De diameter is 20 mm.
Het gewicht van een augustalis bedraagt gemiddeld 5,25 g, met uitlopers van 5,15 g tot 5,35 g.
Het goudgehalte is 20,5 karaat, wat wettelijk overeenkwam met een kwart Siciliaanse goudpond. Het goudgehalte was derhalve 854/1.000; wat de niet-gouden metalen betrof: het ging om drie delen zilver per deel koper.[3]
Naast de augustales werden er ook halve augustales geslagen, in het Italiaans mezzo augustale geheten. Deze wogen half zo zwaar en hun diameter bedroeg 16 mm.

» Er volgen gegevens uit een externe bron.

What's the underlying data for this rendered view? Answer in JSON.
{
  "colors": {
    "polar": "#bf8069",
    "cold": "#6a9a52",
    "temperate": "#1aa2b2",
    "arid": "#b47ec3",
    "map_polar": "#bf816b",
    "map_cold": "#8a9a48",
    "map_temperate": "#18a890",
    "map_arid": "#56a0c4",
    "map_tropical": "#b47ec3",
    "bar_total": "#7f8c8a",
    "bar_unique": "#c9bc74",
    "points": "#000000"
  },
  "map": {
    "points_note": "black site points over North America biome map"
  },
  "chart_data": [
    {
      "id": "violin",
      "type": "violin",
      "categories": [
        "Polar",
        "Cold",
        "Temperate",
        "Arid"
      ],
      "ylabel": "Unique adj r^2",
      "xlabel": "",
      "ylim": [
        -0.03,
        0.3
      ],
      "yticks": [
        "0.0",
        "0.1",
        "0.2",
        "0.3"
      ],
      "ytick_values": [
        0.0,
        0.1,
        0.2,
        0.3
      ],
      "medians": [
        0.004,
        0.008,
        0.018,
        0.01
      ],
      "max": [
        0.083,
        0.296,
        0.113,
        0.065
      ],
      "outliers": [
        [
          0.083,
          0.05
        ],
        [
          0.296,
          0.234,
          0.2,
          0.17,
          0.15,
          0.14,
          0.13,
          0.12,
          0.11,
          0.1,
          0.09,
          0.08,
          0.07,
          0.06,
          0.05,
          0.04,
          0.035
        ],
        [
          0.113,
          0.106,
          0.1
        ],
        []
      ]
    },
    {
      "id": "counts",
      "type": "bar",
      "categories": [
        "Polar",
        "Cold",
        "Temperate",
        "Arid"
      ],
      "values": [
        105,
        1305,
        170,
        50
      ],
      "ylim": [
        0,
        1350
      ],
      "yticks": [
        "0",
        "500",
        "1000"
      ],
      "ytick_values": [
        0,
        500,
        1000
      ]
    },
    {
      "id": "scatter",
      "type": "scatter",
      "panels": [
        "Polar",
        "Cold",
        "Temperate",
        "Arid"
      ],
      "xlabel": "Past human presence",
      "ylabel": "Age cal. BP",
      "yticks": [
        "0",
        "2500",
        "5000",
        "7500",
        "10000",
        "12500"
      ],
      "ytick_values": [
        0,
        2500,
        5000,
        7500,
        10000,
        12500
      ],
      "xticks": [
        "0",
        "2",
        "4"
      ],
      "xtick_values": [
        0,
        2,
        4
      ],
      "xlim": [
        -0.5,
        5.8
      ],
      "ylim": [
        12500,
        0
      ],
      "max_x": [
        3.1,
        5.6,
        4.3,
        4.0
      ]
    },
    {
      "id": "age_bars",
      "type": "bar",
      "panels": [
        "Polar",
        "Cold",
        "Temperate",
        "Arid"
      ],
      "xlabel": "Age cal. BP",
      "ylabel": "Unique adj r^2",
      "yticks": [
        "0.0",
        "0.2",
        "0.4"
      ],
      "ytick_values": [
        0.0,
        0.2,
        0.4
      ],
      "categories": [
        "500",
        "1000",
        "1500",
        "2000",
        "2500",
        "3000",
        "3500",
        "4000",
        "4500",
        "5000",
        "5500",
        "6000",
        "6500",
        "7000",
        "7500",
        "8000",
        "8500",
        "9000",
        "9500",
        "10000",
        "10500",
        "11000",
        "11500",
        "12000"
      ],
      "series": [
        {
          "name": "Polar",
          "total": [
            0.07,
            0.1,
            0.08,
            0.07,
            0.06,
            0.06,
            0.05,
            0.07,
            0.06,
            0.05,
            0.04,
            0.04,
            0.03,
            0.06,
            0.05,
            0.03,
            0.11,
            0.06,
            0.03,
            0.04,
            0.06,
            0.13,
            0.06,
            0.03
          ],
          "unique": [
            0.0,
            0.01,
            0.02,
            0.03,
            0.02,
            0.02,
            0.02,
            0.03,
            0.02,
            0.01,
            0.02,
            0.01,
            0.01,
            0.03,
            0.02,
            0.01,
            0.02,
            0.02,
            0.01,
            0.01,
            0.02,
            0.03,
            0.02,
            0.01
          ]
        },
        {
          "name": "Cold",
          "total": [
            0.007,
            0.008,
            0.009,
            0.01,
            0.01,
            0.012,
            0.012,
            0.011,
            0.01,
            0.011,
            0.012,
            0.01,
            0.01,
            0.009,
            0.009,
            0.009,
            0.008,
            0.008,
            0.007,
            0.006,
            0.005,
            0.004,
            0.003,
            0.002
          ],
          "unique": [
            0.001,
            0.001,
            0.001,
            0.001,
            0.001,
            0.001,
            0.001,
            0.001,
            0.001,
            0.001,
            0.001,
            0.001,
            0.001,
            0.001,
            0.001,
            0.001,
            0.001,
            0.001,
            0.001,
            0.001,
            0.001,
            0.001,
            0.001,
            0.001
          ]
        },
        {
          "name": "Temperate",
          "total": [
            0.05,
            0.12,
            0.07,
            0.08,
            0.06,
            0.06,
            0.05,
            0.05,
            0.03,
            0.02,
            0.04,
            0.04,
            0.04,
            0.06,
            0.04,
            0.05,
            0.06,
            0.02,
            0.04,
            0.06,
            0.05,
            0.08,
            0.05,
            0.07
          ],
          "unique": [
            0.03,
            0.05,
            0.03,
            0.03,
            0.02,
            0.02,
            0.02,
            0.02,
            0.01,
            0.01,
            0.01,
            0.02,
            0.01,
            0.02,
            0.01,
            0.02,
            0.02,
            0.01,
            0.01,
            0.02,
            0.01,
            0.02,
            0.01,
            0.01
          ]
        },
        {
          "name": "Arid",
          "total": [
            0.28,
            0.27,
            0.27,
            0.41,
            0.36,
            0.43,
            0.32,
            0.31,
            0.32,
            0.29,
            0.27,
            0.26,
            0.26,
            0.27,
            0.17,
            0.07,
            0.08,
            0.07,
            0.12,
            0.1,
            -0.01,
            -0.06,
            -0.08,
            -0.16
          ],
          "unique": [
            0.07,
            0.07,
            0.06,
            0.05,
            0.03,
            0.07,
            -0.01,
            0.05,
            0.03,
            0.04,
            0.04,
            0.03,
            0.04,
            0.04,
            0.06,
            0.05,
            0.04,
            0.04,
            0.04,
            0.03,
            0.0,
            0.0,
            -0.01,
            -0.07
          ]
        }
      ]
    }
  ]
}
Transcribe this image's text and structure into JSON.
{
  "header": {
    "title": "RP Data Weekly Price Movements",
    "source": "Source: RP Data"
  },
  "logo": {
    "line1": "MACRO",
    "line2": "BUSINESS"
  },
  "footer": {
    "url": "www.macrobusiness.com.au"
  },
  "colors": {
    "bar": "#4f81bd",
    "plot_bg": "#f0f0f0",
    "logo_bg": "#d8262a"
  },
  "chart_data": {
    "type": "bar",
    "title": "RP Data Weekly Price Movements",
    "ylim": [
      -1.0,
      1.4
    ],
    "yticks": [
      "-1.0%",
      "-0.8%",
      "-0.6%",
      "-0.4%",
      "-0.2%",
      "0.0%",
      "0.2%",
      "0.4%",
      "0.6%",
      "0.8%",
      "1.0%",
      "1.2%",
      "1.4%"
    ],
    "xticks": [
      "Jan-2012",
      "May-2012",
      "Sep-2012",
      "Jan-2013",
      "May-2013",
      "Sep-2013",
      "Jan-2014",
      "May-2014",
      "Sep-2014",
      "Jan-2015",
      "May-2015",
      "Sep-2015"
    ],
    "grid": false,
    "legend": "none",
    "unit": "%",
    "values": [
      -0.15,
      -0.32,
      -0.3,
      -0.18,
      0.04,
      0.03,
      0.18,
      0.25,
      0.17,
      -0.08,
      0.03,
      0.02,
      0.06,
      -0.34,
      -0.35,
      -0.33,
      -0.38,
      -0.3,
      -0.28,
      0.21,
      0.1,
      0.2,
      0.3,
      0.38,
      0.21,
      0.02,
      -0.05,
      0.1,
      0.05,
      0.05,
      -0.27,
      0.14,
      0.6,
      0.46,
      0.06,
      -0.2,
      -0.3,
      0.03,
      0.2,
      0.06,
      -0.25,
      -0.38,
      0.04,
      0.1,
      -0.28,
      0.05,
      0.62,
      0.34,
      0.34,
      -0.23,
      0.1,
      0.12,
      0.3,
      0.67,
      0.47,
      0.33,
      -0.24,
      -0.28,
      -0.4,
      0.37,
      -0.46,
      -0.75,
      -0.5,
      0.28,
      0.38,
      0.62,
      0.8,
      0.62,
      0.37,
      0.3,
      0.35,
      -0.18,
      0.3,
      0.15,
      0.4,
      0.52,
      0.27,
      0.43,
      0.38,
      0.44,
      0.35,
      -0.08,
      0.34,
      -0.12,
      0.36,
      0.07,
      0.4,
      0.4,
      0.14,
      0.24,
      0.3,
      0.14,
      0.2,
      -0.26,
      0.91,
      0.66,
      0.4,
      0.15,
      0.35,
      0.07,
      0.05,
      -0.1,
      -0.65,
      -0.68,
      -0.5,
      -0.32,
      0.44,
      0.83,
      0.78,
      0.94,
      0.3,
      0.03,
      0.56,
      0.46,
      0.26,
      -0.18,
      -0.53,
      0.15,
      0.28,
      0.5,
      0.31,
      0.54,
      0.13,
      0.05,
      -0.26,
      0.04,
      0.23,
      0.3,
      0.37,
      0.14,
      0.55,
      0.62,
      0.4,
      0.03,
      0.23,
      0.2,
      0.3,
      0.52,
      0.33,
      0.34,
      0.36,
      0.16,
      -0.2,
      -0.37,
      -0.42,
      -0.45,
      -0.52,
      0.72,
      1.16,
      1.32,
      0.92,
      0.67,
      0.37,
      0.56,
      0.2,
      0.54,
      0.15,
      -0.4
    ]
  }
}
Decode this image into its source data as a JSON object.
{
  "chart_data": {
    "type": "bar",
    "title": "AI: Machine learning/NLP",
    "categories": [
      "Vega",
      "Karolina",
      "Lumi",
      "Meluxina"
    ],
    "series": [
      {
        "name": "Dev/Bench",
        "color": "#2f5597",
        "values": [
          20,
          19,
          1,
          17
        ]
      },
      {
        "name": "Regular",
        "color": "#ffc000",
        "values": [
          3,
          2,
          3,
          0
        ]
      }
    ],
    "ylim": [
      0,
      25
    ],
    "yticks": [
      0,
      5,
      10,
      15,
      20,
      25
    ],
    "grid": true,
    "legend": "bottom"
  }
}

De augustalis was niet de enige munt in het koninkrijk Sicilië. De Normandische voorvaderen van Frederik II sloegen, net zoals hij, koperen en zilveren munten naar het Byzantijns model van respectievelijk follares en ducales. Tevens sloegen ze gouden munten, tari genoemd, naar Arabisch model. Deze munten bleven verder gebruikt naast de augustalis, doch ze circuleerden eerder binnen het koninkrijk Sicilië.
Het muntstuk was een veelvoud waard van de gouden tari van Normandisch-Arabische oorsprong die in Sicilië in omloop waren. De augustalis was een soort mega-tari en bedoeld om grote handelstransacties te financieren.[4] Zulke transacties reikten tot in de uithoeken van de Middellandse Zee. Hiermee lanceerde Frederik II zijn augustalis als concurrent van de dinar van het Arabische Rijk en van de hyperpyra van het Byzantijnse keizerrijk. Het was bovendien vier eeuwen geleden dat er in Europa zulke grote gouden munten geslagen werden.[5]
Zijn muntbeleid paste in een breder beleid van een moderne, centraal bestuurde en internationaal machtige staat Sicilië.[6] Na Frederiks dood volgden de republiek Genua, de republiek Venetië en het hertogdom Toscane Sicilië met het slaan van zulke grote en zware gouden munten. Ze deden dit in grotere hoeveelheden dan de Sicilianen.[7]